Nâmık Kemal adı, bizde daima iki çağrışım uyandırır: Hürriyet ve vatan.
Nâmık Kemal 1840 yılında Tekirdağ'da doğdu. Babası müneccim başı Âsım Bey'dir. Annesi Konica eşrafından mirlivanlığa kadar yükselen Abdüllatif Paşa'nın kızı Nesime Hanım'dır. Nâmık Kemal daha küçük yaştayken annesi ölür. Bu tarihten sonra, çocuklğunu ve ilk gençliğini hemen hemen dedesi Abdüllatif Paşa'nın yanında geçirir. Dedesi ile beraber Kars'a oradan da Sofya'ya gider. Bu seyahatlerin onun fikirleri üzerindeki bazı tesirlerini eserlerinde görmek mümkündür.
Nâmık Kemal Sofya'da onaltı yaşında iken evlenmiştir. Zaten onda her şey böyle erken olmuştur. Ondört yaşında iken bir defter dolusu şiiri bulunacaktır. Yirmi iki yaşında divan sahibidir. Yirmi beş yaşında devrin en meşhur imzası olarak tanınır.
1857'de Sofya'dan İstanbul'a döner. 1871 yılında Nâmık Kemal'in hayatında iki mühim değişiklik olur. Evvelâ o senenin ramazanında Şinasi ile tanışır ve yepyeni bir fikirler âlemine girer. Sonra da "Tercüme Odası"na tayin edilmek suretiyle yenilik fikirlerinin kuvvetle hakim olduğu, büyük memleket meselelerinin daima canlı şekilde karşısına çıkacağı bir yere geçmiştir.
Nâmık Kemal "Yeni Osmanlılar" cemiyetinin kurucularındandır.
1884 yılının Ekim ayında önce Rodos'a, bir müddet sonra da Sakız'a nakledilmiştir. Nâmık Kemal bu adada 1888 senesinde çifte zatürreden ölmüştür. Cenazesi Ebuzziya'nın saraya yaptığı müracaat üzerine, Bolayır'a nakledilmiş ve orada çok sevdiği Rumeli fatihi Süleymen Paşa'nın yanına gömülmüştür.
"Vaveylâ" şiirinden, üçüncü bendin başlangıcı olan dört mısra:
"Git vatan Kâbe'de siyâha bürün
Bir kolun Ravza-i Nebîye uzat,
Birini Kerbelâ'da Meşhedde at
Kâinata o heybetinle görün!"
Nâmık Kemal bir yazısında edebiyat türleri içinde en fazla tiyatroyu sevdiğini söyler.
Nâmık Kemal'in tiyatrosu bir dâva tiyatrosudur.
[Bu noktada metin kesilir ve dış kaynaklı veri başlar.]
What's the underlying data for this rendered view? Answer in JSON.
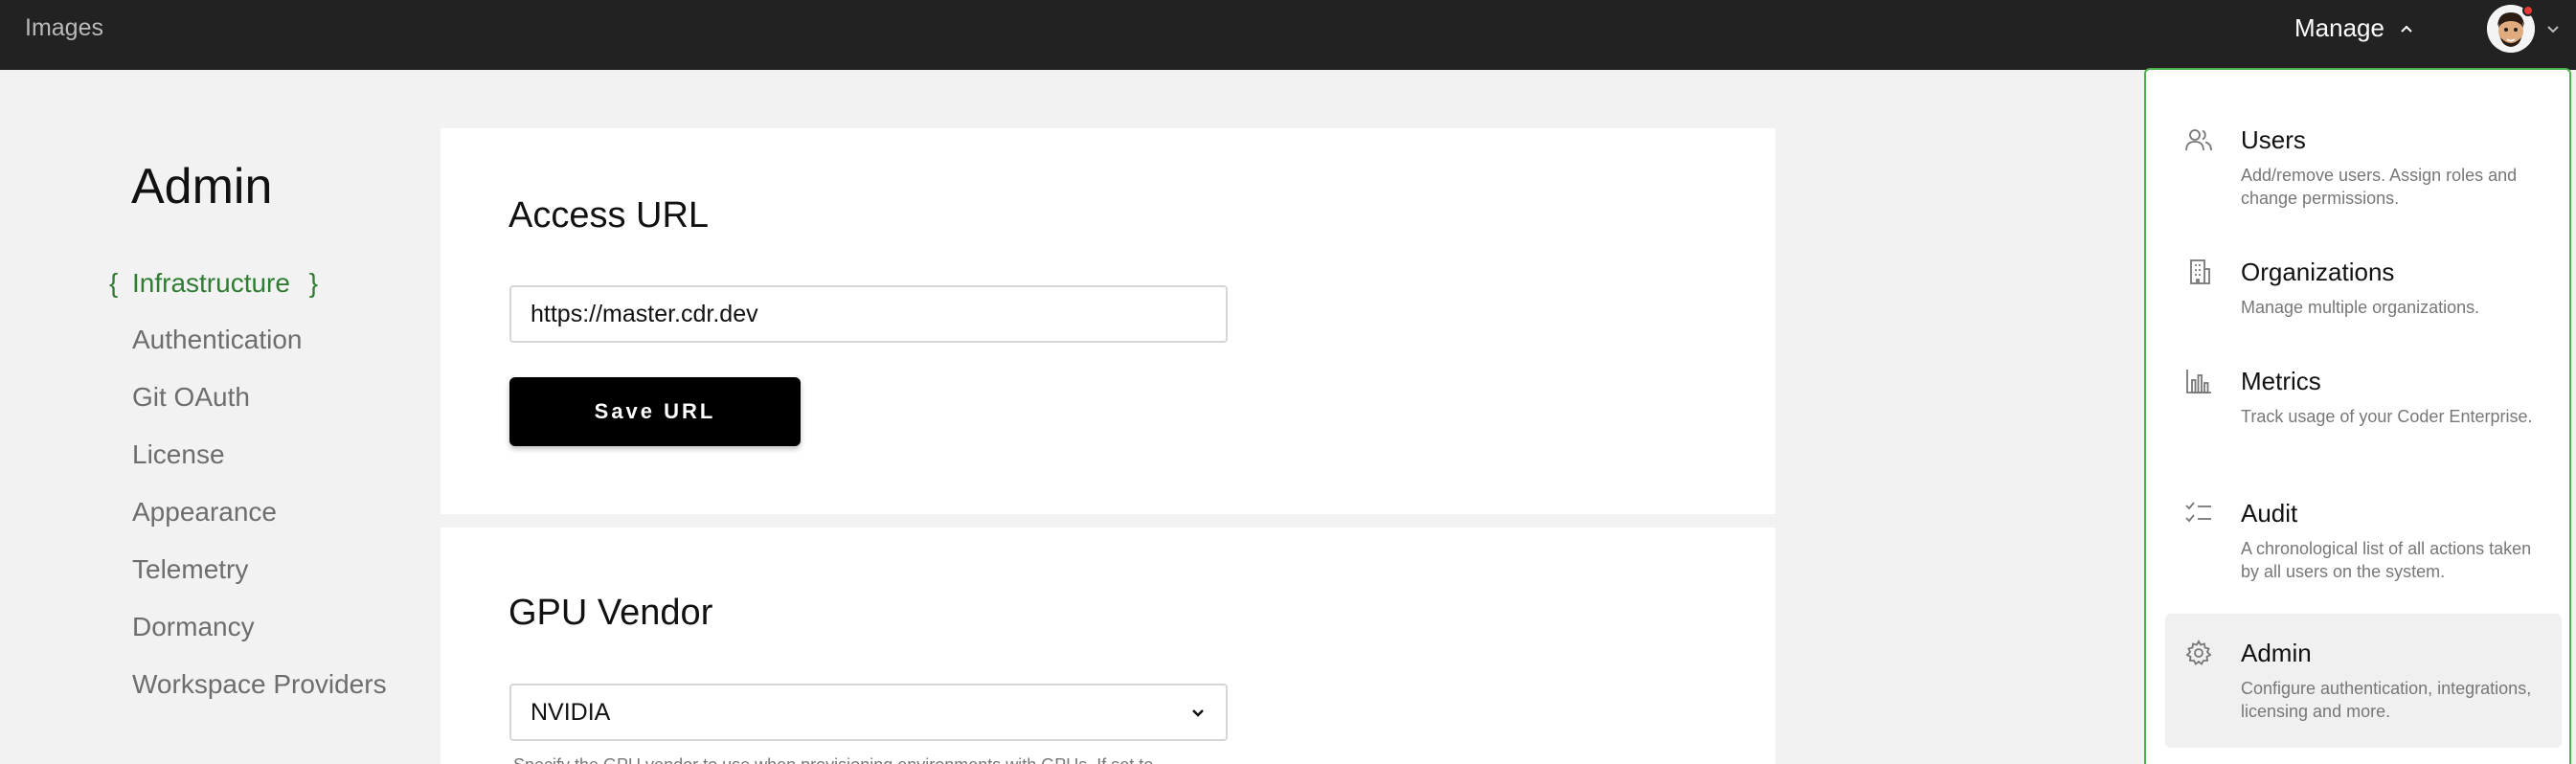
{
  "topbar": {
    "brand": "Images",
    "manage_label": "Manage"
  },
  "admin": {
    "title": "Admin"
  },
  "sidenav": {
    "items": [
      {
        "label": "Infrastructure",
        "active": true
      },
      {
        "label": "Authentication"
      },
      {
        "label": "Git OAuth"
      },
      {
        "label": "License"
      },
      {
        "label": "Appearance"
      },
      {
        "label": "Telemetry"
      },
      {
        "label": "Dormancy"
      },
      {
        "label": "Workspace Providers"
      }
    ]
  },
  "access_url": {
    "heading": "Access URL",
    "value": "https://master.cdr.dev",
    "save_label": "Save URL"
  },
  "gpu_vendor": {
    "heading": "GPU Vendor",
    "selected": "NVIDIA",
    "help": "Specify the GPU vendor to use when provisioning environments with GPUs. If set to"
  },
  "manage_menu": {
    "items": [
      {
        "icon": "users-icon",
        "title": "Users",
        "desc": "Add/remove users. Assign roles and change permissions."
      },
      {
        "icon": "building-icon",
        "title": "Organizations",
        "desc": "Manage multiple organizations."
      },
      {
        "icon": "bar-chart-icon",
        "title": "Metrics",
        "desc": "Track usage of your Coder Enterprise."
      },
      {
        "icon": "checklist-icon",
        "title": "Audit",
        "desc": "A chronological list of all actions taken by all users on the system."
      },
      {
        "icon": "gear-icon",
        "title": "Admin",
        "desc": "Configure authentication, integrations, licensing and more.",
        "selected": true
      }
    ]
  },
  "colors": {
    "topbar": "#222222",
    "accent_green": "#2e7d32",
    "menu_border": "#4caf50",
    "button": "#000000"
  }
}
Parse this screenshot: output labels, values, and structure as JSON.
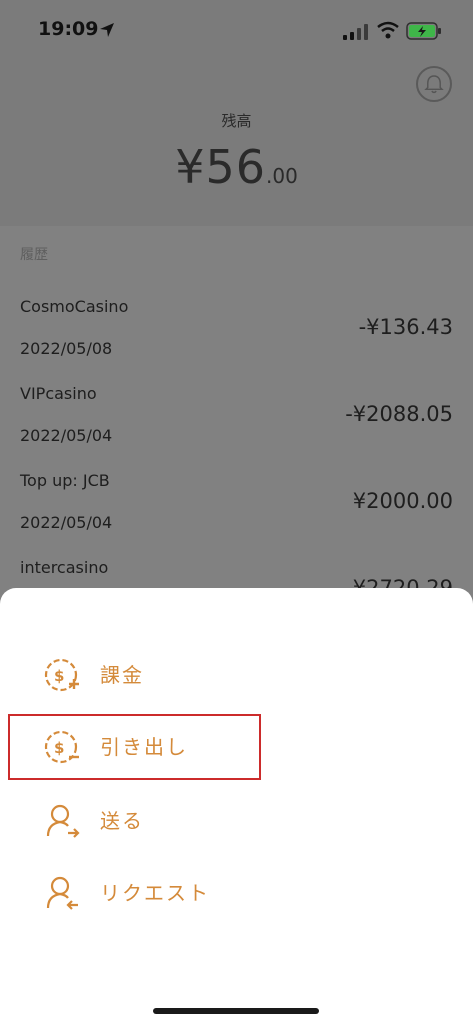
{
  "status_bar": {
    "time": "19:09"
  },
  "header": {
    "balance_label": "残高",
    "balance_main": "¥56",
    "balance_cents": ".00"
  },
  "history": {
    "label": "履歴",
    "items": [
      {
        "name": "CosmoCasino",
        "date": "2022/05/08",
        "amount": "-¥136.43"
      },
      {
        "name": "VIPcasino",
        "date": "2022/05/04",
        "amount": "-¥2088.05"
      },
      {
        "name": "Top up: JCB",
        "date": "2022/05/04",
        "amount": "¥2000.00"
      },
      {
        "name": "intercasino",
        "date": "",
        "amount": "-¥2720.29"
      }
    ]
  },
  "sheet": {
    "items": [
      {
        "label": "課金",
        "icon": "coin-plus-icon"
      },
      {
        "label": "引き出し",
        "icon": "coin-minus-icon"
      },
      {
        "label": "送る",
        "icon": "person-send-icon"
      },
      {
        "label": "リクエスト",
        "icon": "person-request-icon"
      }
    ]
  },
  "colors": {
    "accent": "#d48a3a",
    "highlight_border": "#cc2b2b",
    "overlay": "#7e7e7e"
  }
}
O bu eserlerde vatanperverlik, İslâm ittihadı, insan hakları gibi inandığı belli başlı şeylerle cemiyetimizin kalkınması için gerekli gördüğü fikirlerini anlatmak ister.
Nâmık Kemal'in hayatta iken oynanan tek piyesi "Vatan yahut Silistre"dir.
Nâmık Kemal, "Zavallı Çocuk, Âkif Bey, Gülnihal, Celâledin Hârzemşah, Karabelâ" isimli 5 piyes daha yazmıştır. Bununla beraber, Celâleddin Hârzemşah isimli eserinin diğerlerine kıyasen hususî bir yeri vardır. Nâmık Kemal onu diğer piyeslerine daima tercih ettiğini belirtir.